We are creating animations using HTML5 + Javascript. Now, we'd like to convert these animations to video files (MPEG4, or other, doesn't matter) so that browserly challenged people could also see the animations. Animations contain an audio track.
We are looking for solutions where HTML page would be rendered and recorded on the server side. I know there exist tools for rendering web page thumbnails etc. static images already. However, in our use case we should output a video file.
What options are there? Is headless X server + Firefox a way to go? Preferably we'd be running this in a cloud (Amazon EC2).
Also if there something special we'd need to think when playing animation in non-real-time speeds, I'd like to hear - e.g. syncing HTML5 audio with animation.
Just to note that we have solved this problem by
Running Firefox on a headless server. A server with a decent graphics card.
Having a Selenium Python control script to start/stop rendering
A custom rendering loop which will use Firefox's XPCom API to feed <canvas>
raw pixels directly in the encoding pipeline
A custom Javascript rendering loop where clock does not come from a real clock, but it slices frames to the renderer on a stable framerate which is not real-time
Quite a complex system, so doesn't fit into one Answer box :(
One thing that might work, depending on your animation, would be to essentially create an animated gif. With enough still images of your animation strung together, you should be able to turn those into a video with the right software. This is a rather brute-force solution, but if you can advance through your animation in a "frame-by-frame" fashion, it might work.

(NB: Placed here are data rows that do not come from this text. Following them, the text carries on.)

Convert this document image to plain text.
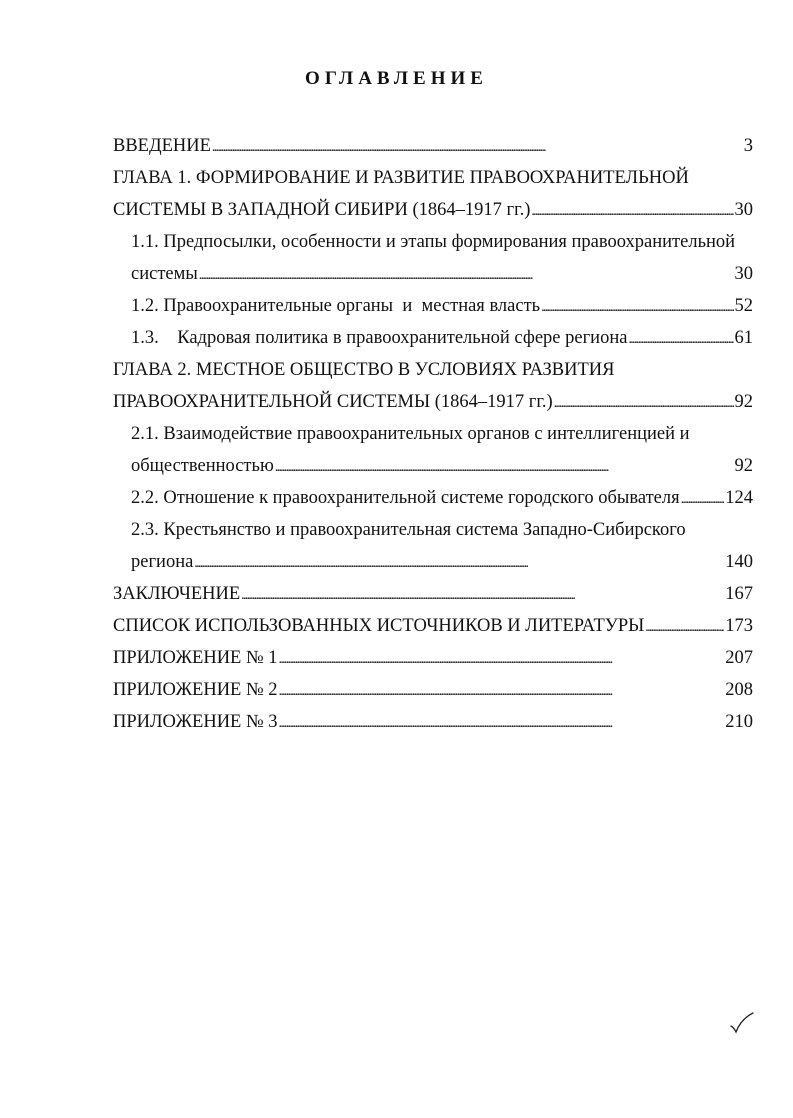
ОГЛАВЛЕНИЕ
ВВЕДЕНИЕ . . .	3
ГЛАВА 1. ФОРМИРОВАНИЕ И РАЗВИТИЕ ПРАВООХРАНИТЕЛЬНОЙ
СИСТЕМЫ В ЗАПАДНОЙ СИБИРИ (1864–1917 гг.) . . .	30
1.1. Предпосылки, особенности и этапы формирования правоохранительной
системы . . .	30
1.2. Правоохранительные органы  и  местная власть . . .	52
1.3.    Кадровая политика в правоохранительной сфере региона . . .	61
ГЛАВА 2. МЕСТНОЕ ОБЩЕСТВО В УСЛОВИЯХ РАЗВИТИЯ
ПРАВООХРАНИТЕЛЬНОЙ СИСТЕМЫ (1864–1917 гг.) . . .	92
2.1. Взаимодействие правоохранительных органов с интеллигенцией и
общественностью . . .	92
2.2. Отношение к правоохранительной системе городского обывателя . . . 124
2.3. Крестьянство и правоохранительная система Западно-Сибирского
региона . . .	140
ЗАКЛЮЧЕНИЕ . . .	167
СПИСОК ИСПОЛЬЗОВАННЫХ ИСТОЧНИКОВ И ЛИТЕРАТУРЫ . . .	173
ПРИЛОЖЕНИЕ № 1 . . .	207
ПРИЛОЖЕНИЕ № 2 . . .	208
ПРИЛОЖЕНИЕ № 3 . . .	210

Sounds interesting. I've done a similar thing with the QtWebKit library that requires a headless X server to run. What I was doing was converting web pages to PDF on a large scale. It might make sense to search for some webkit2pdf tools to see an example that you can build off of.
I would take a look at the library and combine it with another recording solution.
In terms of tooling I've had a pretty decent experience with these Ruby tools:
- the headless gem supports video capturing with ffmpeg
- capybara will allow you to drive e.g. firefox.